Congratulations on crossing the finish line! It's an accomplishment that you have earned every right to celebrate, one that can't be taken away from you, and one that will inform and guide your experiences for the rest of your lives.
Your chapter of the story of Big Red athletics is coming to a close. It's a chapter that took a completely unforeseen twist, one that is without precedent in recent decades — perhaps in the entire history of the University. When you made your commitments to Cornell and to your coaches, and sent in your tuition deposits, you certainly did not sign up for anything like the experience of the last year and a quarter.
And as intercollegiate athletes, the impact upon you was particularly acute. You chose to attend Cornell, at least in part, specifically to play for this program and represent this institution. So having the rhythm and ritual of practice, training in the Friedman Center, and of course, competition days — ripped away from each of you, for at least a full season of play, was an especially great price to pay. It's a sacrifice that is not lost on me, and one I hope is borne in mind by all Big Red fans in the years to come.
But in a sense, there was another type of competition at hand — one that lasted the whole 2020-2021 academic year, one where every day was game day. In this game, the equipment wasn't sticks, balls, pucks, oars, and the like — it was Daily Checks, masks, social distancing, and surveillance testing.

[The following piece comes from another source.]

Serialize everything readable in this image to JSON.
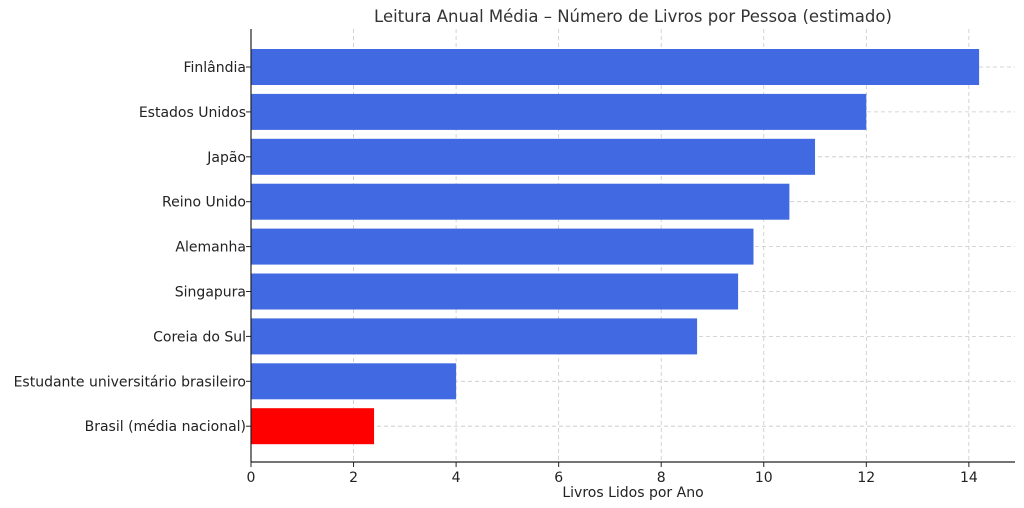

It was a game with an outcome far from certain. When President Pollack and her administration made the decision to conduct instruction in-person this year, I was convinced that, on balance, it was the right call. That is, it was the least bad of the available options. Even so, it was a massive roll of the dice. There were many who said it was reckless and foolish, said it couldn't be done, said we'd be back in fully remote learning in no time.
You proved them wrong. In every possible way. You met the moment, and you rose to the occasion. You came together with your own teammates, and students across campus, and staff, and faculty, united as one Cornell team. And as these final days of this school year pass, they pass like the final seconds of a blowout victory at Lynah Rink — keys out and jingling, imploring the naysayers to warm up the bus. Because victory in this long game is just about assured. It's a victory that I take to be as meaningful as any Big Red championship — perhaps even more so. It makes me so proud to be associated with this singularly great institution.
You're saying goodbye to your days of suiting up in carnelian and white in a way you never expected to. But while it may be goodbye to those days, it is most certainly NOT goodbye to your teammates, nor to Cornell. To them, it is merely "until next time."
As you prepare to depart from the East Hill and enter what Shakespeare called the "undiscovered country" — the future, or as it's sometimes called from your vantage point, the "real world" — know this with absolute certainty. A part of you will always remain there. All of you will always be welcome back there. And each of you will always be home there.
Thank you, one and all, for all you've given to the Big Red, and to Cornell University. Give my regards… and far above. Hail, all hail… and love to thee. Yell Cornell… and LET'S GO RED!!!
I composed this over the last week or so, as Cornell Athletics individually honored each member of this year's graduating class on social media. I shared it on Twitter yesterday, but I also thought it worthwhile to post here, with a few additional remarks.
First, I've seen comments that the true and proper way to honor these exceptional Cornellians would be to let them play. But that doesn't take into account the whole picture. I don't think the decision was ever really Cornell's to make, at least in terms of play within its conference. Not long after Cornell announced it would conduct this academic year residentally, Harvard announced it would remain fully remote for all of 2020-21, and Princeton backtracked to that same position. If those two schools weren't going to bring their players to campus, there seems to me to have been no realistic way for the Ivy League to conduct competition. Each school made what it thought was the best decision for its community, given each school's unique circumstances, particularly the percentage of students living in on-campus housing.
And second: when I saw the forecast for here outside Philadelphia this weekend (highs mid-50s, lows low-40s, and very wet), I wondered how cold it might get at the southern tip of Cayuga Lake on this last weekend of May. Fortunately, the answer: not any colder than here. Still, everybody stay warm and safe up there as you celebrate!